Le vignoble girondin ne veut pas être le mouton noir de la marche blanche de dimanche

Jeudi 11 février 2016 par Alexandre Abellan

A l’ouverture des Quatrièmes Rencontres Viticoles d’Aquitaine, Bernard Artigue s’inquiète de l’initiative de marche blanche contre les pesticides, qui va se tenir à 14 heures ce dimanche à Bordeaux.
A l’ouverture des Quatrièmes Rencontres Viticoles d’Aquitaine, Bernard Artigue s’inquiète de l’initiative de marche blanche contre les pesticides, qui va se tenir à 14 heures ce dimanche à Bordeaux. - crédit photo : Alexandre Abellan (Vitisphere)
Faisant suite au reportage de Cash Investigation sur les pesticides, une marche blanche va être organisée à Bordeaux dimanche. Une initiative qui ne peut qu’envenimer le débat, pour le président de la chambre d’agriculture.
Pas de Saint-Valentin pour les activistes antiphytos de Bordeaux. Ce dimanche 14 février 2016, ils se réunissent à Bordeaux, partant de la place Pey-Berland pour une marche blanche. Fraîchement lancé, l’appel à manifester annonce qu’« aujourd’hui, la Gironde est montrée du doigt, comme département le plus consommateur de pesticides cancérogènes, mutagènes ou reprotoxiques. Mais ce n’est plus seulement l’affaire des viticulteurs, nous sommes tous concernés ».
« La Gironde est le premier département viticole de France, sa masse viticole la fait apparaître ainsi », nuance le vigneron Bernard Artigue, qui préside la Chambre d’agriculture de Gironde. Sujet de conversation des quatrièmes Rencontres viticoles d’Aquitaine, ce 10 février, au lycée viticole de Blanquefort, cette marche blanche l’inquiète : « Faire des raccourcis faciles ne peut qu’amener au pire, en trompant et frustrant.

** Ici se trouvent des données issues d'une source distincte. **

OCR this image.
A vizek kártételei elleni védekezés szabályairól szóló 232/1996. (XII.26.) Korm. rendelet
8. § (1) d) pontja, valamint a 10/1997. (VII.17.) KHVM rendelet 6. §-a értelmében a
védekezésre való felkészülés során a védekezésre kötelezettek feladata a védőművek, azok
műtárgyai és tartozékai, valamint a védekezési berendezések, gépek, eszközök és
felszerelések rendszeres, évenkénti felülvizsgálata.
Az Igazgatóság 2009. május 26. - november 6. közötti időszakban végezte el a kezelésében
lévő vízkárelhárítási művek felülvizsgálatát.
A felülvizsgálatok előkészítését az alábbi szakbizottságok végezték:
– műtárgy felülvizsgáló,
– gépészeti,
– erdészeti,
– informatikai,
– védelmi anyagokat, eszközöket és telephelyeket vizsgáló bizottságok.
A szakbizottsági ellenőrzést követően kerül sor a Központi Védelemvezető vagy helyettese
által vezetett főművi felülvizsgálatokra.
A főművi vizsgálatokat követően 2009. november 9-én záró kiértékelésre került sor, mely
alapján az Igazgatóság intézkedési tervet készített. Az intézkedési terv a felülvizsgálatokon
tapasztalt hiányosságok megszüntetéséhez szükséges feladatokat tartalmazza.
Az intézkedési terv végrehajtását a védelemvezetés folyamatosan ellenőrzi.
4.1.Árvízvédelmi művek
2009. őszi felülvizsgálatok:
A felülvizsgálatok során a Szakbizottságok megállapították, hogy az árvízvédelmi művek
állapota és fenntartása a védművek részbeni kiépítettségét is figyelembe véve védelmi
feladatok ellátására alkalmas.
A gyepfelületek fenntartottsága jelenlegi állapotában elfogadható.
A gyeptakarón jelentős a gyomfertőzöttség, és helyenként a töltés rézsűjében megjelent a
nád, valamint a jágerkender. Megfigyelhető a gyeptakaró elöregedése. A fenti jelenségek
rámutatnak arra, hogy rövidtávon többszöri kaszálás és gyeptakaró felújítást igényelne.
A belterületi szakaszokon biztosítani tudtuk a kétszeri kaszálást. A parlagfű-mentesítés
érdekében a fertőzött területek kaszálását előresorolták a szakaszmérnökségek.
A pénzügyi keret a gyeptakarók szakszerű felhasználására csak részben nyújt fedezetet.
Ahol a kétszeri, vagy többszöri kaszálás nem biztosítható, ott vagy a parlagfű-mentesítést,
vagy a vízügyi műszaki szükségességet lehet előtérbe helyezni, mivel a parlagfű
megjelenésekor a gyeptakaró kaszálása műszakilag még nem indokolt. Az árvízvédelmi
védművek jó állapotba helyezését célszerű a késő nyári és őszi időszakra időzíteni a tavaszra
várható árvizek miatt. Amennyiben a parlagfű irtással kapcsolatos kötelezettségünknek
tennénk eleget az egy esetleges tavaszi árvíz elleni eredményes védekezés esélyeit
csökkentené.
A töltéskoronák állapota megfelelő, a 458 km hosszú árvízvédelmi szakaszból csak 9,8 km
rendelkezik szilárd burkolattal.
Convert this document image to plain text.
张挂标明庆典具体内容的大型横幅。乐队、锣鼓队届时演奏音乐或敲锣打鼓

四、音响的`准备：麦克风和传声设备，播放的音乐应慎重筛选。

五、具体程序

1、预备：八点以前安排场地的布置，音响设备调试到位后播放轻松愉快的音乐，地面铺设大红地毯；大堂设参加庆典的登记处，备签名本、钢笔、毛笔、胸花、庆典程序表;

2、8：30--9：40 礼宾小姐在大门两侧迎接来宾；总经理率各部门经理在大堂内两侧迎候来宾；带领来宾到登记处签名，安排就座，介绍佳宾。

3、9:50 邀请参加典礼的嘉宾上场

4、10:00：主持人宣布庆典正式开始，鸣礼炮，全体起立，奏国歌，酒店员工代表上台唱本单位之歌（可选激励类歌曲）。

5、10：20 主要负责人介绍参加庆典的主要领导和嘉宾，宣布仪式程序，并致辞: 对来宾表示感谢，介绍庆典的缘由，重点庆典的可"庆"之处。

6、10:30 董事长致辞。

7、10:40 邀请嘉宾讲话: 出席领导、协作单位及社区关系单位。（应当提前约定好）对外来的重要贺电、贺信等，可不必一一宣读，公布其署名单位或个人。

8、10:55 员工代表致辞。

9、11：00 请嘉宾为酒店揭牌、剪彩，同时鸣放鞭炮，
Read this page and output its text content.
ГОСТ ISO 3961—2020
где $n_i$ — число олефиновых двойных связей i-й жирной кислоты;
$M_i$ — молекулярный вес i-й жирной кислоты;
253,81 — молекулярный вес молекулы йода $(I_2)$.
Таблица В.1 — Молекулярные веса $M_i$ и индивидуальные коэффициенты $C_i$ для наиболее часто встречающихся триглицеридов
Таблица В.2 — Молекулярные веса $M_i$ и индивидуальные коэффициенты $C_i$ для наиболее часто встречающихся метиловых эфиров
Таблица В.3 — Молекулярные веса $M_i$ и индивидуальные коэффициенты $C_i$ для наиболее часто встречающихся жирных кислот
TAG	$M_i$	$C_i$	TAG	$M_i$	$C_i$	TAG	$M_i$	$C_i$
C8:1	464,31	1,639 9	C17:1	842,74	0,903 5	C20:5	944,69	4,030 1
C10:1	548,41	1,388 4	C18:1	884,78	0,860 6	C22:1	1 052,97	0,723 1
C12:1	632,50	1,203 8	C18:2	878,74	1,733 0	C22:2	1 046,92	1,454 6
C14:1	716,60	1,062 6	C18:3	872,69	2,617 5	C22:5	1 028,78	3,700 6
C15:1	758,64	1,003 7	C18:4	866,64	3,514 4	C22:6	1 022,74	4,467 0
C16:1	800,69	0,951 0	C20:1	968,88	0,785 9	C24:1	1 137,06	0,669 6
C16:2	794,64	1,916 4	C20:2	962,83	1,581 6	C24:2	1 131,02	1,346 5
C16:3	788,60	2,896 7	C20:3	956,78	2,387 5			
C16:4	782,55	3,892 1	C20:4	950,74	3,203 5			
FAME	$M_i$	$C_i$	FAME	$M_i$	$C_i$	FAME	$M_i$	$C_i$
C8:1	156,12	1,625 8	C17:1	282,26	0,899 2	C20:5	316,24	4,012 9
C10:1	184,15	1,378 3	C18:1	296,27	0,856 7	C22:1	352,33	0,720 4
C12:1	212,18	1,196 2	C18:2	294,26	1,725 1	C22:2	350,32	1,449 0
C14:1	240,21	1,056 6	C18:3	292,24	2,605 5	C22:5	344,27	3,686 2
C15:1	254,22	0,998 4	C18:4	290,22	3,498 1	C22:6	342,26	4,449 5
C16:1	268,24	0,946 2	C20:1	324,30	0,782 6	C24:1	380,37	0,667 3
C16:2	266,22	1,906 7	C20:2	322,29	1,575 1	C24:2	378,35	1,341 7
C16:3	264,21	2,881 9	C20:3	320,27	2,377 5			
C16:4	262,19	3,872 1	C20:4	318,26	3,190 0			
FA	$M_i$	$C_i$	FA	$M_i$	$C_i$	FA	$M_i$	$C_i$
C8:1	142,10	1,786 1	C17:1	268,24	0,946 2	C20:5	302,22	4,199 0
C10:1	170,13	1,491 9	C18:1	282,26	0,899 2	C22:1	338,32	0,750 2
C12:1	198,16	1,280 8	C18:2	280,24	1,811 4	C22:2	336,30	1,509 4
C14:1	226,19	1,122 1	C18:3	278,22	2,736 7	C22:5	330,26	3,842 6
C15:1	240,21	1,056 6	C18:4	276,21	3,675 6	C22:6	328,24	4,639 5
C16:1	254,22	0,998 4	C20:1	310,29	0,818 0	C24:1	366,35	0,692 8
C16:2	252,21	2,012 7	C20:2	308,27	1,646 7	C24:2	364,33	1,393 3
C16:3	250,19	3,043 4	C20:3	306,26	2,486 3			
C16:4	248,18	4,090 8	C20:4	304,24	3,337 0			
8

Il faut rentrer dans des débats plus sereins et réfléchis. Cette marche ne va pas dans ce sens. »

Cash Investigation, épisode 2

Se plaçant dans la continuité de l’émission « Produits chimiques, nos enfants en danger » de Cash Investigation, diffusée le 2 février sur France 2, cette marche blanche est portée par ceux que le vignoble bordelais considère comme ses plus agaçants aiguillons* : le syndicaliste Dominique Techer, de la Confédération paysanne de Gironde, les militantes Marie-Lys Bibeyran et Valérie Murat, de Générations Futures. « Si la société civile veut protéger ses enfants, elle doit montrer sa volonté de faire cesser le déni et l’omerta des institutions viticoles », annoncent-ils.
Alors que les représentants du vignoble girondin rejettent les accusations d’omerta (faisant valoir leurs actions environnementales, notamment dans la réduction des intrants), le fossé de la méconnaissance se creuse au profit de la suspicion. « Aujourd’hui, on dirait que les consommateurs voudraient que tout soit naturel, que ce soit le vin ou d’autres produits. Mais si on laisse faire la nature sans la rectifier avec des traitements, il n’y a plus de raisin à récolter aux vendanges », martèle Bernard Artigue.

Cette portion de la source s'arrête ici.